I will spare you the horror show, leaving you
with only the fantasy. I will cut a hole
in my pants, hold still once I turn away,
and become my own creation, a cloaked statue,
unblemished and sanctified by your hands.
Let me believe this is love, not just sperm
finding their way to freedom. In the soft light
you will then zip yourself up
and leave me dumb as wax.
70 Confessions
The top of the manuscript was rendered illegible after it slipped into a bubble bath.
- I always let the water run when I check my Facebook account.
- I changed my Facebook profile picture to Charles Baudelaire after I read The Flowers of Evil.
- I thought it was Baudelaire until a friend IM’d me while I was bathing: That’s Lord Byron.
- My status was splenetic for two weeks.
- I don’t have a Facebook account.
- If I had a Facebook account, I’d quote Aleister Crowley’s White Stains.
- I should have been his beloved, not his wife.
- I would have let him whisper his fantasies, his white-coated tongue scraping my ear.
- I would have gladly let him bottom for me.
- I have not fucked a corpse.
- I do not want you to think I am scared of getting my clothes dirty.
- I spend five minutes and thirty seconds brushing my teeth every day.
- I want to have fresh breath because I think someone will finally kiss me.
- I would have kissed Drew Barrymore in Never Been Kissed.
- I would have shaken up high school with my 25 year old girlfriend.
- I would have gone to prom with Aleister Crowley.
- I would have let him kiss me although his lips rotted off decades ago.
- I am not a necrophiliac, nor do I display necrophilic tendencies.
- I do not hold candlelit vigils at tombs.
- I do not like scented candles.
- I let the wax melt onto my hands when I hold candles.
- I tell people wax torture is not one of my fetishes.
- I have considered pouring paraffin on your naked chest while you are sleeping.
- I would pour it in the shape of a snowflake.
- I would lend you my toothbrush to scrape it off after it hardened.
- I have to brush my teeth after every time I drink red wine.
- I would need a couple of glasses of wine before I poured hot wax on you.
- I need to take a bath whenever I think of hurting others.
- The skin on my knees is chapped.
- I don’t listen when you tell me that’s normal.
- I secretly rub Chap Stick on my knees.
- I don’t listen when you catch me and tell me that’s not normal.
- I like to think I’m protecting my knees from melanoma.
- I don’t wear shorts.
- I don’t go to the beach.
- I think that any band from Florida plays beach music.
- I hear the sound of the ocean in my earbud when I play Decide because they’re from Florida.

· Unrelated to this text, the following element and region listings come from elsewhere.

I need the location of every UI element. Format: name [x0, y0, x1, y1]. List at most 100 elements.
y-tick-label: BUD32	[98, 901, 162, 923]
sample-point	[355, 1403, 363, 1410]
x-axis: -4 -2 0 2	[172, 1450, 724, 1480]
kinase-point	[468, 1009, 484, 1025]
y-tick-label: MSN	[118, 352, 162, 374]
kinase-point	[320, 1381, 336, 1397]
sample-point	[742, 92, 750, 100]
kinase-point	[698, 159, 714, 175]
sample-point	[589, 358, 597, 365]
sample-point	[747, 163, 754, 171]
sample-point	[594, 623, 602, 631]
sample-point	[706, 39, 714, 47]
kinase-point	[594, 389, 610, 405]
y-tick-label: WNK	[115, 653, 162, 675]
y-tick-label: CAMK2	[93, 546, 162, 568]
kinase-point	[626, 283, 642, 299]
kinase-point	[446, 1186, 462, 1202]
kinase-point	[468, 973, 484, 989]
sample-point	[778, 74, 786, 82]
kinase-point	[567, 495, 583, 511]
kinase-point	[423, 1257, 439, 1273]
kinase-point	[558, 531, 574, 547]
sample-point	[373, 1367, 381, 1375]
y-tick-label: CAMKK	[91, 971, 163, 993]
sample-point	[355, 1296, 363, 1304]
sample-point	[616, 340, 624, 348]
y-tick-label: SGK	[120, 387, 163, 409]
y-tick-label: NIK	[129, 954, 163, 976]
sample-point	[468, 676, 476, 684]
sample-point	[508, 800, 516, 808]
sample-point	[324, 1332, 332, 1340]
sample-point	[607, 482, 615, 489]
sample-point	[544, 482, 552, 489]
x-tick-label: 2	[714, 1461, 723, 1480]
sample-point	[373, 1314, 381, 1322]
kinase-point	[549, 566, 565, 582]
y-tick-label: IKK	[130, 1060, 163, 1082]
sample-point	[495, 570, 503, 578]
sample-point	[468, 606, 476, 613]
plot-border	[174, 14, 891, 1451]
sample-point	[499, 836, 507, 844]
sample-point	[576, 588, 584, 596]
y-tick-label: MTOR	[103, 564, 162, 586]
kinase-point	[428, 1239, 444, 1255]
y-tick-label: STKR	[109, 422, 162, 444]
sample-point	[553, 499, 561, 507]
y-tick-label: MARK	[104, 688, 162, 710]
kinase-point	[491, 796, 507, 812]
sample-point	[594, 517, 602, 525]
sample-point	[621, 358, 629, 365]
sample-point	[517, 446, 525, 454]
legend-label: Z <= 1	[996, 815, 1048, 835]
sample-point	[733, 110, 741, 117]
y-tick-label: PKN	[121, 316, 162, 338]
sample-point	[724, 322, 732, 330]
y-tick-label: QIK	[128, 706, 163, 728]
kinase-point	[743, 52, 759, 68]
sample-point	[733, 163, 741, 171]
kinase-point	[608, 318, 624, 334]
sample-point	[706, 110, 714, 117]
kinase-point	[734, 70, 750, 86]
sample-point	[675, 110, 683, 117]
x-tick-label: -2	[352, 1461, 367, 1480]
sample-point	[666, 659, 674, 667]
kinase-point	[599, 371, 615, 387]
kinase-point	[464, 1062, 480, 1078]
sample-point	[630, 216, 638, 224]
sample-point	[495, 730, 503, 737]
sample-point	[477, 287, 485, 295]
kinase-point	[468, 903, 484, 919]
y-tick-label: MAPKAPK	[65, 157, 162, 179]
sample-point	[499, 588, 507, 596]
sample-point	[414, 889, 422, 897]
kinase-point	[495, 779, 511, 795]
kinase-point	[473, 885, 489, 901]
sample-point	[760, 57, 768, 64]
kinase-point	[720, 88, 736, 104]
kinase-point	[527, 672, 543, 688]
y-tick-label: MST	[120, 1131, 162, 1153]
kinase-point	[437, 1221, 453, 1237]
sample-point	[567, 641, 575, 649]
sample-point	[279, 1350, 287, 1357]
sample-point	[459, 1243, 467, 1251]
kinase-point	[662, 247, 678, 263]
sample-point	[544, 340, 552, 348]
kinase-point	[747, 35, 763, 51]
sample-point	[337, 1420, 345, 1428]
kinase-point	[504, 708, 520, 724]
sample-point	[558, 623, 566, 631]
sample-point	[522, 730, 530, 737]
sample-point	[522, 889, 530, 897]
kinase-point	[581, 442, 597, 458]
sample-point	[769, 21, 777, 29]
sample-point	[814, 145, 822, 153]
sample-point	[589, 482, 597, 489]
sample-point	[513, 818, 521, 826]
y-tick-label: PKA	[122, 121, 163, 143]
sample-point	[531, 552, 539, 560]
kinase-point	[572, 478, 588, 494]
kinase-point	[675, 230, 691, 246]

- I am aware that vocalist Glenn Benton is an animal vivisectionist.
- I feel safer with Morbid Angel whose music washes over me like abandoned starfish.
- I am scared of animal sacrifice.
- I have not joined PETA.
- I am scared of scare tactics.
- I am scared of what Aleister Crowley would ask me to do on a date.
- I refuse to believe that if Drew Barrymore caught me with him, she would burn me alive.
- I have watched Firestarter 38 times.
- I do not know if she would throw punch in my face or just punch my face.
- I know that Aleister Crowley can’t die because he is already dead.
My spirit guide Kathy Griffin has advised me not to list confessions #51-#66. These will premiere in her upcoming special Bitch, Please.
- I still can’t stop thinking of all the dates I never went on.
- I want go to a protest that promotes abstinence and have sex in front of the protestors.
- I lose faith when Christians protest mutual masturbation and knee pads.
- I only had 69 confessions but didn’t want you to think I was a pervert.
Justin Holliday is a teacher and poet. His work has appeared in Lunch, Sanitarium, Glitterwolf,Phantom Kangaroo, and elsewhere.